Jesus and his contemporaries lived in a subsistence economy. For that reason, they put a very high value on maintaining a stable social system. Because of the precariousness of their economy, it was considered a serious social sin to impoverish oneself or one’s family. This is the foundational premise for the parable of the prodigal son; the prodigal sinned grievously against his family and town by squandering his family’s wealth.
The woman in today’s Gospel would have been judged just as harshly as the prodigal son; she impoverished herself needlessly by giving away “all she had, her whole livelihood.” (Mk. 12:44) In doing so, she would have made herself a burden on her neighbors or her extended family. Additionally, she would have made herself a target of ridicule and reproach. In a rather convoluted way, her precarious generosity became an illustration of the cost of being a disciple of Jesus.
In many cases, Jesus’ first followers had to give up everything they valued. They left home, family, and livelihood to follow him. In return for loyalty to him, they received condemnation and rejection from wider society. Some were put to death because of their faith in Jesus. The widow, then, is a perfect illustration of the cost of discipleship: she forfeited everything and suffered condemnation because of it.
This understanding of the story, however, creates a new dilemma. Many choices can lead to rejection and condemnation. How does one know with certainty that the rejection and condemnation one experiences are the results of discipleship rather than some other cause? After all, it is perfectly possible that rejection and condemnation might result from one’s failure to live responsibly in society.
How does one distinguish between a disciple of Jesus and someone who is merely mean-spirited? We’ve all come across people who mask their unreasonableness in the outward appearances of religiosity. How does one distinguish between following God’s will and rationalizing narcissism? We’ve all met people who make a public parade of their virtues or sufferings in order to draw attention to themselves. Again, the widow is an illustration of the true measure of discipleship.

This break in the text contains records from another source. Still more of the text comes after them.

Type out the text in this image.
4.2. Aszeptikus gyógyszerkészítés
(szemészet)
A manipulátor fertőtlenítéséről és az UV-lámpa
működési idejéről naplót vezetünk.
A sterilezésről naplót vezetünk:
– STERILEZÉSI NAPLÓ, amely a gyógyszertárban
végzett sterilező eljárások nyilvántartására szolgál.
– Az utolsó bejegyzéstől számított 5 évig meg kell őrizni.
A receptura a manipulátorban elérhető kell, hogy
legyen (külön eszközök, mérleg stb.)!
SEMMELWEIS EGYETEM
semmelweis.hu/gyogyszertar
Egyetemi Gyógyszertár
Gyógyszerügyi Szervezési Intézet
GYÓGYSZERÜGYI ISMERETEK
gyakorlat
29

The widow sacrificed everything and did so with no complaints. The widow didn’t expect anything in return for her generosity and did not become resentful when she was subjected to the disapproval of others. The widow did not worry about herself despite the possible privation that would result from her generosity. Her act of generosity was a description of faithful discipleship. The true disciple of Jesus gives herself or himself completely to God without counting the cost or regretting the sacrifice. The true disciple follows God’s will without worrying about the personal privations that might result.
When you walked through the church doors today, you were invited to give yourselves completely to God without counting the cost or worrying about the consequences. When you leave this church building after Mass, you have the opportunity to live without resentment over the cost of discipleship and without worrying about the depth of the sacrifice required of you. To do these things joyfully is the measure of the true disciple.
The author of the book we’re using for Adult Faith Formation this semester wrote, “the arm of God is never shortened” by any human fault or inadequacy.* Jesus’ disciples know and trust this truth. The widow knew that God’s power was not diminished by her poverty or her refusal to worry about the future. Today, Jesus invites you to the faith that makes self-sacrifice redeeming and worry powerless. Will you trust that God’s power is not taxed by your weakness, distress, or inadequacy?
* Brother Lawrence, The Practice of the Presence of God (New Kensington, PA: Whitaker House, 1982), 74.